- Phone Link is getting a new feature for when you’re casting Android apps to the desktop (with certain phones)
- Currently, many apps are stuck on a narrow (vertical) view of the phone screen.
- New ‘expanded view’ button currently in testing will allow the app window to be much larger
If you use Phone Link to connect your smartphone to Windows 11 and sometimes run Android apps on your desktop, you might soon have a way to make those apps appear in a larger window.
As Windows Latest notes, Microsoft is now testing a new option for the Phone Link app casting feature (a capability for certain smartphones that lets you run Android apps in their own window on the Windows 11 desktop).
This is an ‘expanded view’ icon, which is located at the top right of the window the Android app is running in (next to minimize), and when clicked, makes the window much larger, taking it out of the small (vertical) view you’re stuck with when using many apps now.
That narrow view of the phone screen is far from ideal on a larger desktop monitor, and it’s great to be able to have an expanded view, even if it’s not full screen (as you can see in the example screenshot below).
This feature also seems a little wonky with some apps these days, like Uber, where the app only gets a little bigger and there are big blocks of black background to the left and right of the usable section of the window. The text may also be slightly blurry, which is also not ideal.
However, remember that this feature is still in testing, so we can expect there to be problems. (Windows Latest notes that it was testing the feature in a preview build of Windows 11 on the Dev channel, with version 1.25112.33.0 of the Phone Link app.)
Analysis: alternative solution to duplication
As Windows Latest notes, there are tweaks you can currently use to get an Android app that’s locked to a portrait phone screen size to transform into a larger window on the desktop. That is, using screen mirroring (the ‘open phone screen’ option) with Phone Link and rotating the phone screen to landscape.
However, it will be great to be able to use app casting and have a simple button that can increase the size of a small Android app window with a single click.
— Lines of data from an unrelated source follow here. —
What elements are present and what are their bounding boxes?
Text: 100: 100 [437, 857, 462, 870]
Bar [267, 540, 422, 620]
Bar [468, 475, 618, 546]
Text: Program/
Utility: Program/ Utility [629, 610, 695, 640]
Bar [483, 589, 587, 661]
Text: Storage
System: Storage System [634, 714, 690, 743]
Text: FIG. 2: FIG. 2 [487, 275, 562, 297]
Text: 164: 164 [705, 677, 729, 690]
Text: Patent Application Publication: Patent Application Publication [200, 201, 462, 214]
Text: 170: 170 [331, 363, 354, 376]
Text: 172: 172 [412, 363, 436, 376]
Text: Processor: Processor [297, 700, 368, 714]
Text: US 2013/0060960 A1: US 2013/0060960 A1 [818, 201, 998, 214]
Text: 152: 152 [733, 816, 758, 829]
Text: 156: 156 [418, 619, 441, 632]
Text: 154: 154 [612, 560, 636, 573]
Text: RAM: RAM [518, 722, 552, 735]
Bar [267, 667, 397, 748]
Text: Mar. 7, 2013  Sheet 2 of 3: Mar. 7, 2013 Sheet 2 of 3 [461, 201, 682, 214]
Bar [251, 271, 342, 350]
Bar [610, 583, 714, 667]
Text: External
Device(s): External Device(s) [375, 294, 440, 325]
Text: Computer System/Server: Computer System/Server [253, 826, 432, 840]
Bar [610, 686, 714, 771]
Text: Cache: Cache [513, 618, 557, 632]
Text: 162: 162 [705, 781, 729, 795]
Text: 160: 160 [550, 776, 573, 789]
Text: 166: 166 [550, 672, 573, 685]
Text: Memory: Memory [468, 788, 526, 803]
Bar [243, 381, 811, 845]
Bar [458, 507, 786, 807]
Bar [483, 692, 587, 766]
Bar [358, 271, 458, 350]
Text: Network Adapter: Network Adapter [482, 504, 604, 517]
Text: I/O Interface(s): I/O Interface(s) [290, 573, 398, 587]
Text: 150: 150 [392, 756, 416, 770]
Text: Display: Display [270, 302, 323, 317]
While, as noted, there appear to be quite a few wrinkles with the current implementation of this feature, these need to be ironed out before this expander button is released with the release version of Phone Link.
The problem is that app streaming is only supported on certain smartphones, including recent Samsung models and also Asus ROG, Honor, OnePlus, Oppo, and Xiaomi phones. (Though note that basic phone mirroring, which is a separate capability from app streaming, is more widely supported.)